Thursday, September 18, 2008
Credit Crunch Origin
Lots of folks know that the current credit crises exist b/c lenders gave loans to people that shouldn't have gotten them. What most don't know if why they did it. Everyone thinks it was just greed. This is true to some extent but there is an underlying reason for all of this. It turns out that there was about $35 trillion available around the world in 2000 to invest in fixed income investments. That number doubled by 2005. By 2005, there was $70 trillion dollars that needed to be invested in fixed income investments. The reason for the sudden rise in that amount was the fact that all of these small 3rd world companies had become much more wealthy b/c they were participating in the new global supply chain of computers and other technology. They went out seeking fixed income investments for their new money. The U.S. had one of the greatest investments of this type in the world. It was mortgage backed securities. These are bundles of hundreds of home mortgages that are sold as stocks on the stock market.
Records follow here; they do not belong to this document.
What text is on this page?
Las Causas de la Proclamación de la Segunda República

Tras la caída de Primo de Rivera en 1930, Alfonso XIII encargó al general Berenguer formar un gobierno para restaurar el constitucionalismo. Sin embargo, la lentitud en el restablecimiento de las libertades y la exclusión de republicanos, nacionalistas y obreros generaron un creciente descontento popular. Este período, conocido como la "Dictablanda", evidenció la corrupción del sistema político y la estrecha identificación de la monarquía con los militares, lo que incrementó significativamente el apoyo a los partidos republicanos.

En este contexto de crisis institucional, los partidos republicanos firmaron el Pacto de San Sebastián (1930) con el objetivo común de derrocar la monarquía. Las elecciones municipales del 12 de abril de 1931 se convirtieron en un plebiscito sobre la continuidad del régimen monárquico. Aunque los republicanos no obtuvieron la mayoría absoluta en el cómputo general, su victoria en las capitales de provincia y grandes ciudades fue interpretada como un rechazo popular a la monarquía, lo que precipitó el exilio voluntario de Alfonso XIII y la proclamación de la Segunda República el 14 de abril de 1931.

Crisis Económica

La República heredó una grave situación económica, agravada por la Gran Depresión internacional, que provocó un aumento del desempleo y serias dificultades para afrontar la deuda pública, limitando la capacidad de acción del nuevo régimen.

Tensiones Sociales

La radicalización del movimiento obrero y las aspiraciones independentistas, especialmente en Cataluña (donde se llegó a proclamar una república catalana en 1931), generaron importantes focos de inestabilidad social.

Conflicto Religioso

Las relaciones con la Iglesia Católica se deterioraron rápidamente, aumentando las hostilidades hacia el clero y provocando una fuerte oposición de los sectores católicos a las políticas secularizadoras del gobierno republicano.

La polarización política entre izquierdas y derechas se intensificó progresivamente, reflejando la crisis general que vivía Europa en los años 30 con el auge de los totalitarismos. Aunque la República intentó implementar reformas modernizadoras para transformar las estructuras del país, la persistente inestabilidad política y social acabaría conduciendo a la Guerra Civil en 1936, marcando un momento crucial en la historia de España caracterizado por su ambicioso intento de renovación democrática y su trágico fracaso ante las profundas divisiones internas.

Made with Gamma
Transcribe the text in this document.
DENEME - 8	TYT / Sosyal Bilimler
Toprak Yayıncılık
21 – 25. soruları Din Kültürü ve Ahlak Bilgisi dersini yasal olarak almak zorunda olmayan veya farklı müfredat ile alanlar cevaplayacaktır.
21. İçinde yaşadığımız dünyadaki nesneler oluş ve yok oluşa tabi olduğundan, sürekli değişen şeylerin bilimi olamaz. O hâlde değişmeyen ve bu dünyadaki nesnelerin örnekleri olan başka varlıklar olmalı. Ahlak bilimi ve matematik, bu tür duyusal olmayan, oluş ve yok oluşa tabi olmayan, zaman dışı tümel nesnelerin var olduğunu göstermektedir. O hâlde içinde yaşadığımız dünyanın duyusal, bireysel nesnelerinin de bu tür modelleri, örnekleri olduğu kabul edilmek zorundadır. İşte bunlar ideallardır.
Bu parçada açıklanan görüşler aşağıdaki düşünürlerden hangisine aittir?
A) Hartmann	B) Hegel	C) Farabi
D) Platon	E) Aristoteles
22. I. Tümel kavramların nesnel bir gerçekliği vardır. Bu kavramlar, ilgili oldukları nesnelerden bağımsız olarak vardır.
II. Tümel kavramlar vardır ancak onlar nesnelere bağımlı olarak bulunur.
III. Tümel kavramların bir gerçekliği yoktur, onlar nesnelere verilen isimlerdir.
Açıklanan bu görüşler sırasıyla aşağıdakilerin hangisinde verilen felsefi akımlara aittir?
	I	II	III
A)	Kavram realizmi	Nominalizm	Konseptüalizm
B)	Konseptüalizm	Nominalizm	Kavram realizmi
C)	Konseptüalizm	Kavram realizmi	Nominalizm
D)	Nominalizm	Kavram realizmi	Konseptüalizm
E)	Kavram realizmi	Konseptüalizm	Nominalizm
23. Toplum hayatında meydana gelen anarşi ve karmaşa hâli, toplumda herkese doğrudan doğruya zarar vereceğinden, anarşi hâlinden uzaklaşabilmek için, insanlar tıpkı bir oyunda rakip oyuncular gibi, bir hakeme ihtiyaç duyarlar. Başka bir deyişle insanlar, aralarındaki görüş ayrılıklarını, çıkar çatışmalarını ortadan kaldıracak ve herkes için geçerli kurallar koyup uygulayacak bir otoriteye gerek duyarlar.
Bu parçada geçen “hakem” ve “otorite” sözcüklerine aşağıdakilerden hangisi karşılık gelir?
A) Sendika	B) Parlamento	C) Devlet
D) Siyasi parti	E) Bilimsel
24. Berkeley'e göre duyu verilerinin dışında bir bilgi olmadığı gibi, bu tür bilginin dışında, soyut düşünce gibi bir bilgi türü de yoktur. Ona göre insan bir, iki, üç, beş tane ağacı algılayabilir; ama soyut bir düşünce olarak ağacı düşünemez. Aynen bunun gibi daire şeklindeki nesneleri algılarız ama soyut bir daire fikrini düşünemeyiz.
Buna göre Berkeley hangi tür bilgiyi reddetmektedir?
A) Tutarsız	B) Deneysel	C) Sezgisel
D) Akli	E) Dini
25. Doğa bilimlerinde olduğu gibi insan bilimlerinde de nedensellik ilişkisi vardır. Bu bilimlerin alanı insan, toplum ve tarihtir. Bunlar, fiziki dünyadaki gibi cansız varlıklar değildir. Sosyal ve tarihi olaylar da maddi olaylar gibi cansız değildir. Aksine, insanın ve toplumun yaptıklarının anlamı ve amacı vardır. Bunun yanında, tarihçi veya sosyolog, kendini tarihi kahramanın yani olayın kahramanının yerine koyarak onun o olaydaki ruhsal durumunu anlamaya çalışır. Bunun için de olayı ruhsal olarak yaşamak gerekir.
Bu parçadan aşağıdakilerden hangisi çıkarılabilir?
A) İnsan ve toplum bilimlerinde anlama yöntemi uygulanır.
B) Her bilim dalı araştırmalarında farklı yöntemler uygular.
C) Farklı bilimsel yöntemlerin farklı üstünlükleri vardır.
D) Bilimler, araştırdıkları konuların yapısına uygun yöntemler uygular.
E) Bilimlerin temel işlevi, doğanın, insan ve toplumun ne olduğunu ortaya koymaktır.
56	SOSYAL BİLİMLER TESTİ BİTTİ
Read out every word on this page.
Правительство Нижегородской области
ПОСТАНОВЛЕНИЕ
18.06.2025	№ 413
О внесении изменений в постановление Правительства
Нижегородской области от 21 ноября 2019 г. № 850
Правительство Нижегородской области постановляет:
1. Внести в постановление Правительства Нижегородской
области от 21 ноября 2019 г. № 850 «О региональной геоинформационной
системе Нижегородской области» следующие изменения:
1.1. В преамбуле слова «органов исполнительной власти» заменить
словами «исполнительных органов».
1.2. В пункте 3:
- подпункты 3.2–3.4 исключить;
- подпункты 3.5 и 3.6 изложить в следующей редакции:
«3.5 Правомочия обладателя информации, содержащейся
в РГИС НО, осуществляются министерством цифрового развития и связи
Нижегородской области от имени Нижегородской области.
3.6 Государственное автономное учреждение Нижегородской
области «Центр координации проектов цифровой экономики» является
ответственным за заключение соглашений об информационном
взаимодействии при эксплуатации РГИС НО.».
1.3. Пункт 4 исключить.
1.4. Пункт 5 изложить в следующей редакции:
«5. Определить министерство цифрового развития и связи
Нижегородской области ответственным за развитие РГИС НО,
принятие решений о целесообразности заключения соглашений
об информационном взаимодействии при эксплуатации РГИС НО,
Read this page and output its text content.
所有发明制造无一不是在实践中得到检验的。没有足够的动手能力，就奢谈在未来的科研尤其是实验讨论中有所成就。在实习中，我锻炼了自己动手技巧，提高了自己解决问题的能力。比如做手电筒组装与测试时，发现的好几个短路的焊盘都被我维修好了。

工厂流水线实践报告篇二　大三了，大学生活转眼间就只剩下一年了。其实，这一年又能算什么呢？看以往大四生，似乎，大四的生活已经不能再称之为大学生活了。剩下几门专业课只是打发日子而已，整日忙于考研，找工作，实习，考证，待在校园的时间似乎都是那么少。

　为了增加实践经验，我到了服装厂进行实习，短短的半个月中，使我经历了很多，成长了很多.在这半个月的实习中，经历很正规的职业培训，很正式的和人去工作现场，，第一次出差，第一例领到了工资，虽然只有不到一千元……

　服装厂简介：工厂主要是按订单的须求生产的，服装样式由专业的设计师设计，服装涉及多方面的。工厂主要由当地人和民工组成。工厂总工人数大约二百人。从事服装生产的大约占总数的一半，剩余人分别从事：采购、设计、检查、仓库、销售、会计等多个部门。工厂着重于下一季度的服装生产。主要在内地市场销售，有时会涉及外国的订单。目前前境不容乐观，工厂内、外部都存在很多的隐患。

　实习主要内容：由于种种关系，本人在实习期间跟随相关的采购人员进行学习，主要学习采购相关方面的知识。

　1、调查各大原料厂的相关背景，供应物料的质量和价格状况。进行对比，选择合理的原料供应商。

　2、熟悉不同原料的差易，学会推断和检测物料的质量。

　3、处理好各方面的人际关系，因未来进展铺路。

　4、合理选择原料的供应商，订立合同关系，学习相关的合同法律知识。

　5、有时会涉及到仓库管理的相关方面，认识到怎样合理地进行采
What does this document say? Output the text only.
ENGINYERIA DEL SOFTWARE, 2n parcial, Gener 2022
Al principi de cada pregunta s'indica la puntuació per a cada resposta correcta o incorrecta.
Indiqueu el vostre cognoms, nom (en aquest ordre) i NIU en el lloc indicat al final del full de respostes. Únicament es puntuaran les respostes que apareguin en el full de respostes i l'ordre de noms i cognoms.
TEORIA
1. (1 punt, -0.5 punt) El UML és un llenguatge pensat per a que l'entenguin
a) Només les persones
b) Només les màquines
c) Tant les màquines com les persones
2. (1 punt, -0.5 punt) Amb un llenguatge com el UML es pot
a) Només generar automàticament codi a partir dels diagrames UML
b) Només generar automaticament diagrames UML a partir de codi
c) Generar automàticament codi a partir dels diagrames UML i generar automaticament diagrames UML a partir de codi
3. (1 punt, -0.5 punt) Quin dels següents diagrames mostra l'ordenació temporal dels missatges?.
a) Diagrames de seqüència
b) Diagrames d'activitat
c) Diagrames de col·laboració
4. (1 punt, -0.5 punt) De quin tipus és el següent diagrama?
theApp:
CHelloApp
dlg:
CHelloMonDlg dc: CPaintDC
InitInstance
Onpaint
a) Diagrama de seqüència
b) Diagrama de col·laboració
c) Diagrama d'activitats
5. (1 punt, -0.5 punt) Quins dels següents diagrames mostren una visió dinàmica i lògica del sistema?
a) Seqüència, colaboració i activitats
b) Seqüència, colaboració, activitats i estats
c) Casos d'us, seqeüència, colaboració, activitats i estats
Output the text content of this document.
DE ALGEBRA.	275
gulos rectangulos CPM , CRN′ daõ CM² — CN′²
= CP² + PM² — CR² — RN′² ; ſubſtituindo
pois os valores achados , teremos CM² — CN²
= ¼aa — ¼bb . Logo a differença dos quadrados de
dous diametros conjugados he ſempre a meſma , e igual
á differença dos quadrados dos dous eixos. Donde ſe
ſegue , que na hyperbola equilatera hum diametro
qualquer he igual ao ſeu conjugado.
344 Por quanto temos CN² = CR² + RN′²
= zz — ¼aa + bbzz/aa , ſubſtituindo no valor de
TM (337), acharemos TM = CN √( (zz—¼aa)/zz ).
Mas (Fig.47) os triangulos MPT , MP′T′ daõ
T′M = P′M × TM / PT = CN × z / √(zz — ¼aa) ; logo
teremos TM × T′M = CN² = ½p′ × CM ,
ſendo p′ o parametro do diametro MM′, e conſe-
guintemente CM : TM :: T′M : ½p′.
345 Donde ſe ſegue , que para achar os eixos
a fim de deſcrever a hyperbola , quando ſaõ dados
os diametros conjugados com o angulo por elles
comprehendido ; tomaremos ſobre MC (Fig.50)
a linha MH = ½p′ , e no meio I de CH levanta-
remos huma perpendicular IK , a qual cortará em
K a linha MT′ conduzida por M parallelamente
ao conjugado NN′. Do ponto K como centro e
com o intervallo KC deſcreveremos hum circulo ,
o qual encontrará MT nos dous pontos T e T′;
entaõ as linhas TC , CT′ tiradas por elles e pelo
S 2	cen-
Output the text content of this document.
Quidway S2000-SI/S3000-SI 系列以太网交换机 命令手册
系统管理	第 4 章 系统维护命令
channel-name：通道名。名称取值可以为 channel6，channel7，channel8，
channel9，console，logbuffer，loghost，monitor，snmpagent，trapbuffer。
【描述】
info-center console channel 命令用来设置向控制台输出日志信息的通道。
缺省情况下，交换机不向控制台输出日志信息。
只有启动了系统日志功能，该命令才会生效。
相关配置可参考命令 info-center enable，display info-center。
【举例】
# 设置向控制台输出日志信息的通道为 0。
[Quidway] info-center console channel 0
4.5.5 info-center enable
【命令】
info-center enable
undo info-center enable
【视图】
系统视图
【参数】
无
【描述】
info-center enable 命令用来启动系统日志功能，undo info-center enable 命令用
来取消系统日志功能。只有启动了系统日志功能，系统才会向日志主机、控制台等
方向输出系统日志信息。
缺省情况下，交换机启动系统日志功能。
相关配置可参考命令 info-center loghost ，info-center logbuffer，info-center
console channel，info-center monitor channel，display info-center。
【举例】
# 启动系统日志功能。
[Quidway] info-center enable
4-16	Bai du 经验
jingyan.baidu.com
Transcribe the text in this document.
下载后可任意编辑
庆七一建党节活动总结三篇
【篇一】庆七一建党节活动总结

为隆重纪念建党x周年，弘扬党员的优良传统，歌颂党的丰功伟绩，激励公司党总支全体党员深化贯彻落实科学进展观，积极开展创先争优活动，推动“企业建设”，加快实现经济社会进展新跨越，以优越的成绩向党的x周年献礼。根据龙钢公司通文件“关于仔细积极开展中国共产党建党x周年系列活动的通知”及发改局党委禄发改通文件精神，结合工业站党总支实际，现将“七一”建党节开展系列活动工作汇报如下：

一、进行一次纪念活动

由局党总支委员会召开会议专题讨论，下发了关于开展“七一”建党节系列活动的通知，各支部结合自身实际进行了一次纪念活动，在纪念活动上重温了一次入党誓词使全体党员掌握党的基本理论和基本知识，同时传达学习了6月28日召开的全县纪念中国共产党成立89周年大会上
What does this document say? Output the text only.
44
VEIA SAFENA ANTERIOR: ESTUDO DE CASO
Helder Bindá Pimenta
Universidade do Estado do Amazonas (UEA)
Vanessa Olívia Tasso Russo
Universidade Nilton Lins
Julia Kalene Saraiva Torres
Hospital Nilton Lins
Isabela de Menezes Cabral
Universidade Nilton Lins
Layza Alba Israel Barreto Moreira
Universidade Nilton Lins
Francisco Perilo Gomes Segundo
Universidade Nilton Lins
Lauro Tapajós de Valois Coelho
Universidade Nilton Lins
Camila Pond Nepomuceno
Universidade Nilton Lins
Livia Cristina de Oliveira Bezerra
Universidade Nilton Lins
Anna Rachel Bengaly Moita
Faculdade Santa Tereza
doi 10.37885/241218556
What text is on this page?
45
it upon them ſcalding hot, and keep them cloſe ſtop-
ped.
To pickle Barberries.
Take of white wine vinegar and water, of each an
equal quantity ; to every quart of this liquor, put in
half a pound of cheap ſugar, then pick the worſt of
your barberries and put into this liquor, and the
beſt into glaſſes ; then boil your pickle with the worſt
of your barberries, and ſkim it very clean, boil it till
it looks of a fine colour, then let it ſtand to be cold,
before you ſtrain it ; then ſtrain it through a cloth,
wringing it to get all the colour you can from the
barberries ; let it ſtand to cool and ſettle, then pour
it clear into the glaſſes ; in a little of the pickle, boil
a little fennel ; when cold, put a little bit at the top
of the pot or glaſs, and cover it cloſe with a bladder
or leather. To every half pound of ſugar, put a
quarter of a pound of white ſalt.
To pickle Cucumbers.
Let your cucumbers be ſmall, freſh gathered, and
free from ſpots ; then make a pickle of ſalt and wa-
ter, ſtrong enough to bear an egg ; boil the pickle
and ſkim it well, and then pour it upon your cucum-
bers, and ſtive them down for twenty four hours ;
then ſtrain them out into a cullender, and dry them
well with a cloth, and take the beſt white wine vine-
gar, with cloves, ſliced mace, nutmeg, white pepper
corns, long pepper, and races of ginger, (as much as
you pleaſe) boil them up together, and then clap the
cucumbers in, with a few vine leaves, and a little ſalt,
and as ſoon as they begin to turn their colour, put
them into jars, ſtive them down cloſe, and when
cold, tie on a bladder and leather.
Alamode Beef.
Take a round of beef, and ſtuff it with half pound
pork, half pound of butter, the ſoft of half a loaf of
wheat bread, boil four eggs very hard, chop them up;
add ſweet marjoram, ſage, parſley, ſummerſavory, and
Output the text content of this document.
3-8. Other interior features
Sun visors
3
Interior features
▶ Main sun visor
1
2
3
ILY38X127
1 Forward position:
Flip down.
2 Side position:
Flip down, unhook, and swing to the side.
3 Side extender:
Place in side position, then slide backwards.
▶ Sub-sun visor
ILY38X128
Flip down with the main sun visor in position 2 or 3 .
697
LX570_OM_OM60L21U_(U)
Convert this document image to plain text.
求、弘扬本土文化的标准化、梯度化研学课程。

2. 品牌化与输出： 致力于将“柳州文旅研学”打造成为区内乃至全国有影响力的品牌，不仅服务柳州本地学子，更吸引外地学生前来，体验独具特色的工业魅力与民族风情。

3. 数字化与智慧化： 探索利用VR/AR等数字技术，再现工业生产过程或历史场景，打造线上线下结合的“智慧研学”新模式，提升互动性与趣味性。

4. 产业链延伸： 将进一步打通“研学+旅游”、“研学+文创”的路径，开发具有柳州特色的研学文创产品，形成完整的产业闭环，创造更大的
The U.S. market quickly ran short on its supply of these investments. The 3rd world companies still had lots of money to invest, but we didn't have the supply to meet their demand. Slowly, at first, some banks starting loosening their restrictions on lending to try to meet this increased demand. As they did, other banks began to do the same in order to compete. Once the snowball started rolling, there was no stopping it. Restrictions were all but removed in order to feed this ravenous appetite of $70 trillion dollars. And the rest is history. Now the opposite is happening. The demand for mortgage backed securities has dwindled. With that reduction in demand, the banks have had to cut back on supply. This has led to what we call the credit crunch. Banks don't want to give anyone money b/c there is not enough demand for mortgage backed securities.